In the aftermath of the coronavirus and restrictions on exports of goods like masks, moving manufacturing closer to home is also being viewed as a national security priority, said Rick Burke, a managing director with the consulting firm Deloitte.

“As the pandemic continues, there’s a realization that this may be the new normal,” Mr. Burke said. “The pandemic has sent a shock wave through organizations. It’s no longer a discussion about cost, but about supply-chain resiliency.”

Despite the big announcements and the billions being spent, it could take until the late 2020s before the investments yield a meaningful number of manufacturing jobs, Mr. Burke said — and even then, raw materials and some components will probably come from overseas.

Still, if the experts are correct, these moves could reverse decades of dwindling employment in American factories. A quarter of a century ago, U.S. factories employed more than 17 million people, but that number dropped to 11.5 million by 2010.

Since then, the gains have been modest, with the total manufacturing work force now at 12.5 million.

But the sector remains one of the few where the two-thirds of Americans who lack a college degree can earn a middle-class wage. In bigger cities and parts of the country where workers are unionized, factories frequently pay $20 to $25 an hour compared with $15 or less for jobs at warehouses or in restaurants and bars.

Even in the rural South, long resistant to unions, manufacturing jobs can come with a healthy salary premium. At America Knits, a private-label manufacturer that sells to retailers including J. Crew and Buck Mason, workers earn $12 to $15 an hour, compared with $7.50 to $11 in service jobs.

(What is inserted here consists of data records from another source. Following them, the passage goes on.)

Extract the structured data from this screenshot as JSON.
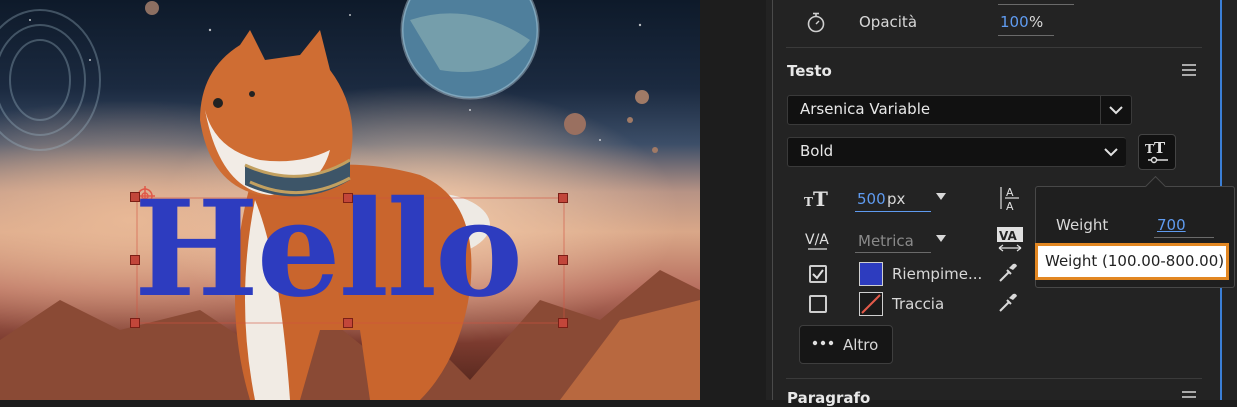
{
  "canvas": {
    "text_layer": "Hello",
    "text_color": "#2d3cbf"
  },
  "panel": {
    "opacity": {
      "label": "Opacità",
      "value": "100",
      "unit": "%"
    },
    "text_section": {
      "title": "Testo",
      "font_family": "Arsenica Variable",
      "font_style": "Bold",
      "font_size": {
        "value": "500",
        "unit": "px"
      },
      "kerning": "Metrica",
      "fill": {
        "label": "Riempime...",
        "checked": true,
        "color": "#2d3cbf"
      },
      "stroke": {
        "label": "Traccia",
        "checked": false
      },
      "more_button": "Altro"
    },
    "paragraph_section": {
      "title": "Paragrafo"
    }
  },
  "weight_popup": {
    "label": "Weight",
    "value": "700",
    "tooltip": "Weight (100.00-800.00)"
  },
  "colors": {
    "accent_blue": "#5f9bf0",
    "highlight_orange": "#e28722",
    "panel_bg": "#232323"
  }
}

The hiring is being driven by strong demand for the company’s T-shirts, Mr. Hawkins said, as well as by a recognition among retailers of the effect of supply-chain problems on foreign sources of goods.

“Retailers have opened their eyes more and are bringing manufacturing back,” he said. “And with premium T-shirts selling for $30 or more, they can afford to.”

A few years ago, Julie Land said she would naturally have looked to Asia to expand production of outerwear and other goods for her Canadian company, Winnipeg Stitch Factory, and its clothing brand, Pine Falls.

Instead, the 12-year-old business is opening a plant in Port Gibson, Miss., in 2022. Fabric will be cut in Winnipeg and then shipped to Port Gibson to be sewn into garments like jackets and sweaters. The factory will be heavily automated, Ms. Land said, enabling her company to keep costs manageable and compete with overseas workshops.

“Reshoring is not going to happen overnight, but it is happening, and it’s exciting,” she said. “If you place an order offshore, there is so much uncertainty with a longer lead time. All of that adds up.”